Alleged right-wing extremist attack on a synagogue in Franconia – Bavaria

The first report three days after the New Year sounded less than spectacular. The police headquarters in Upper Franconia reported that a “window pane broke” at the synagogue in Ermreuth, probably on New Year’s Eve. Now it turns out that a 21-year-old German is said to be responsible for this. According to SZ information, the investigations revealed that he belonged to the right-wing extremist milieu. The man is said to have been recorded with a camera at the synagogue.

Mayor Martin Walz (CSU) is audibly trying to react calmly to the attack, which is allegedly motivated by right-wing extremists. One does not live in an “ideal world” in the Forchheim district either, he says. For decades there was no such incident in the district of Ermreuth to complain about, after the municipality of Neunkirchen am Brand had converted the synagogue, which had meanwhile been used as a warehouse for agricultural goods and suffered severe damage, into a house of encounter and culture in 1994. This cultural project is highly successful and very well received. In this respect, he had already thought to himself when confronted with the matter at the synagogue: “That doesn’t exist.”

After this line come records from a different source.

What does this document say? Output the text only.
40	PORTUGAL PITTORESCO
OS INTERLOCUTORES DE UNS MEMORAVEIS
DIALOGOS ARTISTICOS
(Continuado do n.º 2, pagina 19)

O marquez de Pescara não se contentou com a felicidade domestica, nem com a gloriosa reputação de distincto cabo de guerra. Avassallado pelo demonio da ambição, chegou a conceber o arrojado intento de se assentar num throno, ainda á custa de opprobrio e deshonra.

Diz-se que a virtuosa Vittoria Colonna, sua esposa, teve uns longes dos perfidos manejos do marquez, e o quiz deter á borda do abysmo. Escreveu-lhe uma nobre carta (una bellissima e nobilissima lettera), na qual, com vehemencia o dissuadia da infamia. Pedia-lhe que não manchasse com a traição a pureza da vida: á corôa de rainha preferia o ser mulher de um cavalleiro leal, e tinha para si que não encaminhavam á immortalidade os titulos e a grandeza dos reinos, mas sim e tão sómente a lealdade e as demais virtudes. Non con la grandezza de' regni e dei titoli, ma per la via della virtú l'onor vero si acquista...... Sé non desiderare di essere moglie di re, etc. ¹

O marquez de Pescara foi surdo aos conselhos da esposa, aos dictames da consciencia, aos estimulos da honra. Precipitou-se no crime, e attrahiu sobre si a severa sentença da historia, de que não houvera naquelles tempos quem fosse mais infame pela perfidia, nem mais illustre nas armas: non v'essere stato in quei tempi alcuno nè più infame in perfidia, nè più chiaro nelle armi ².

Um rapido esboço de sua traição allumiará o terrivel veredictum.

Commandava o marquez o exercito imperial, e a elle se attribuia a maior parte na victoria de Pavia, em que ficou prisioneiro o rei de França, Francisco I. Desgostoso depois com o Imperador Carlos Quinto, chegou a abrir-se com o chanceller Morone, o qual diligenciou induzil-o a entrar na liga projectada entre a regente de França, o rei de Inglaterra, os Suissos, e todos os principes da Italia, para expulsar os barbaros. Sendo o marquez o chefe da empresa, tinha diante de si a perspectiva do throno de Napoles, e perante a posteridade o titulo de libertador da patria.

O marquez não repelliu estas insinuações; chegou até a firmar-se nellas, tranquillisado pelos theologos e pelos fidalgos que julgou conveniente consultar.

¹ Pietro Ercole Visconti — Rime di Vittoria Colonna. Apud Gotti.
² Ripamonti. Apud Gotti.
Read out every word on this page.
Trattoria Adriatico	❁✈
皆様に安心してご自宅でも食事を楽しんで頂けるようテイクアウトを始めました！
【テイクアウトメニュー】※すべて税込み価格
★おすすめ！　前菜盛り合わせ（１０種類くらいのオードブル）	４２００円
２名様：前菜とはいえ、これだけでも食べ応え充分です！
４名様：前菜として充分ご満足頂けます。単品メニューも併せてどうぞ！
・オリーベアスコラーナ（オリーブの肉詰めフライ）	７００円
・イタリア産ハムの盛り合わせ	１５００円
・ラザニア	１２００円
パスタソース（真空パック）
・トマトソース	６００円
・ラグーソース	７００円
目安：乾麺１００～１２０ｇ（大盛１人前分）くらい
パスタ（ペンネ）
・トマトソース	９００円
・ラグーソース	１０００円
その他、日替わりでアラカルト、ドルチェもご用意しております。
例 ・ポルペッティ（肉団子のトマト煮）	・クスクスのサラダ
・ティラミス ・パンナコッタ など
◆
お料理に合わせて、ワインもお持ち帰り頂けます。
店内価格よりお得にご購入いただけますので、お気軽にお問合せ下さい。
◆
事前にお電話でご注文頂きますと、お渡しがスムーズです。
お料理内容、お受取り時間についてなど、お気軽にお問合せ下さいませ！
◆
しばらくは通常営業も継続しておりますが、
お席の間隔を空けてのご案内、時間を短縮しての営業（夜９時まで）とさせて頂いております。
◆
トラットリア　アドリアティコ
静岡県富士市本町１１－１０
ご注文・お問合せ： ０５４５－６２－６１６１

Of course, Walz knows what associations the 800-inhabitant district of Neunkirchen am Brand has. The traces of the Wehrsportgruppe Hoffmann, which was banned in 1980, led mainly to the Franconian town of Ermreuth, where the paramilitary organization had a local center. The mayor knows that, of course. But also says that Ermreuth has “not appeared” in a right-wing extremist context for decades. “Thank God,” says Walz, “we were spared” in the end.

Until now. On New Year’s morning, a walker discovered a broken window at the synagogue, right next to the entrance. There is a bench for pedestrians, for safety reasons only in summer, on New Year’s Eve it was probably there too.

Ermreuth’s first small synagogue was built in 1738. In 1822 a new, much more magnificent sandstone house was built on the same site. The Nazis desecrated and severely damaged the house, but it survived the Second World War.

Nine years after the end of the war, the synagogue became the property of the local Raiffeisen cooperative, which converted the house into a warehouse, including massive architectural changes, both inside and out. The front door was replaced by a large barn door and the house was divided into two floors. Although the synagogue has belonged to Markt Neunkirchen am Brand since 1974, it remained empty for almost a decade and a half, including decay. After all, the roof was renovated in the 1980s, and numerous religious writings and ritual textiles were found. Since 1989, the market town and the district have taken care of the synagogue, which had been badly damaged in the meantime. It was reopened five years later. Partly also for religious purposes.

The window, says an employee from the vicinity of the synagogue, has now been provisionally repaired. But the wound from the alleged attack will “remain open for a long time,” she fears. In the course of the day, the public prosecutor’s office and the police want to announce details.